Statistics W1111
Columbia University
Instructions for lab 2
Part 1:
Long-term interest rates drive much of the economic activity in the
U.S. When interest rates are low, people and establishments are
more likely to borrow money for purchasing homes or growing their
businesses. When interest rates are high, people and
establishments are less likely to do so. In this lab, we'll work
with economic data from the U.S. from 1980 to 1998 to explore
relationships involving interest rates.
Open the data file USeconstat.
The data are culled from the 1997 Organization
for Economic Cooperation and Development economic outlook
report. There are dozens of variables, but we'll only use a small
number. For convenience, all the relevant variables are among the
first few columns in the Stata file.
IMPORTANT CAVEAT FOR ALL ANALYSES:
One can look at many relationships with economic (or any) data.

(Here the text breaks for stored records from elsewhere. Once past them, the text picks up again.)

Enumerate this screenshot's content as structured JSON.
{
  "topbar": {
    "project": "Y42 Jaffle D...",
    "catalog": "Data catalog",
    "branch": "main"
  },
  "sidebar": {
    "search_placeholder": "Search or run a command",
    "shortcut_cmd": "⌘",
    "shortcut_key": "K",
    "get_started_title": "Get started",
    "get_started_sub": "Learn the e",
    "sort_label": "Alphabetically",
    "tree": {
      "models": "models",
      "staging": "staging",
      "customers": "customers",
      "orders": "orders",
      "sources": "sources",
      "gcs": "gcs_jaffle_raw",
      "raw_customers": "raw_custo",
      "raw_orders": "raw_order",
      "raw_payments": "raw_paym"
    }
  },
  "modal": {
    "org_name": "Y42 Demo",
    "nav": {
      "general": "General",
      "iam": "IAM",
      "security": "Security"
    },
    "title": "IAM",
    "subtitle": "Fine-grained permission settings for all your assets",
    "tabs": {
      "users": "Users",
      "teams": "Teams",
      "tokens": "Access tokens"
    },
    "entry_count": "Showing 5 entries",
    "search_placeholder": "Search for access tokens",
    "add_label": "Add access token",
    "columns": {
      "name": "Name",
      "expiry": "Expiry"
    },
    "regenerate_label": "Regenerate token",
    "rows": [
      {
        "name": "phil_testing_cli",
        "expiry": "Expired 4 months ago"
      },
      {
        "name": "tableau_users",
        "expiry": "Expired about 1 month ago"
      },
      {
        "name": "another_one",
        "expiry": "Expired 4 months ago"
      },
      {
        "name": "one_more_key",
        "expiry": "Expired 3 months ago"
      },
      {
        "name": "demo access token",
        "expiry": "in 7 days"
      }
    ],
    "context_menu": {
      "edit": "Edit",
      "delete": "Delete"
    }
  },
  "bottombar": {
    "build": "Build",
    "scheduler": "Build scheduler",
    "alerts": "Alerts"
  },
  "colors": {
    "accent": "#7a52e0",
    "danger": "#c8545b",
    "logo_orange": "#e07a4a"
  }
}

It is tempting to assign causal explanations to those
relationships. This is risky. Just because there is
(or is not) a relationship between two variables, it does not mean
there is (or is not) a causal relationship between those
variables. There could
be many other factors that affect both variables, and these could
explain what is seen in the graphs.
Questions:
1) Describe the distribution of long-term interest rates.
That is, say where most values are, note any outliers, and say
whether the distribution is tightly packed around its mean or is spread
out. Also, report the mean and standard deviation.
2)
Long-term interest rates right now are around 4.5%. Describe how 4.5%
compares to the historical record of long-term interest rates from 1980
-1998.
3) Using the data, describe the relationship between long-term
and short-term interest rates. Include in your descriptions
a one-number summary of the strength of the association between the two
variables.
4)
Using the data, describe the relationship between long-term interest
rates and unemployment rates. Include in your descriptions a
one-number summary of the strength of the association between the two
variables.
5) Using the data, describe the relationship between long-term
interest rates and gross domestic product (market prices).
Include in your
descriptions a one-number summary
of the strength of the association between the two variables.
6)
Of the following two variables, which one has the weaker linear
association with long-term interest rates: (i) wage rate in business
sector; or (ii) net lending, government? Explain your choice in one
sentence.
7) Suppose you had a model that gave reasonable predictions about
long-term interest rates in the next year. (This is fantasy: interest
rates are notoriously hard to predict. You'd be a billionaire
many times over if you come up with a good prediction model.
Believe me, there are many statisticians and economists trying to do
so!) Suppose you predict that interest rates next year will be
6.0%. Predict gross domestic product (market prices) for next
year using a regression line to make
your prediction.
To fit a regression line, go to Statistics--Regression and Related--Linear Regression. Select
"Gross Domestic Product (Market Prices), Value" as the dependent variable and
"Interest rate, Long-term" as the X (independent) variable. The intercept and slope of the
regression line are the values in the column of the table
labeled Coef.
We'll talk about the values in the other columns, as well as the values
in the other tables, later in the course.
8) What's the slope of the regression line? Intercept?
Write down both the numerical values and their interpretations.
9) Does the scatter plot
suggest any clearly non-linear relationships in the data?
Justify
your answer in at most two sentences.
10)
If interest rates were 1%, could you use the regression equation to
predict the corresponding gross domestic product (market prices)? If
you think so, write down the predicted value of GDP. If you think not,
explain why not in at most one sentence. ONLY WRITE ONE ANSWER:
WRITING BOTH ANSWERS GETS NO CREDIT.
11) Fit another model to predict long-term interest rates for the
next year. You can choose your dependant varaible from any of the
other variables in the dataset. Write down the regression
equation, the slope, intercept, and the interpretation of each.
12) Most of the time, there is more than one reasonable regression
model. How could you compare your model to the model from
questions (8) and (9)? What criteria could you use to say that
your model is "superior" to the model in the previous questions?
How could you test it? (Note: We'll talk about some methods
towards the end of the semester, so no need to actually do any
comparison now--just think about it and write down your thoughts.)
Unit 2: The Correlation Challenge.
Click here for the Guess the Correlations game.
Play it at least three
times against a classmate. Don't forget to talk trash if you win.
You don't have to write anything down for this part of the lab.
If you're feeling really cocky, challenge the TA.
And, if
you're feel like you need to be humbled, come challenge me.
If you beat me at the correlation game, I will buy you coffee.
If I win, I will do some serious gloating.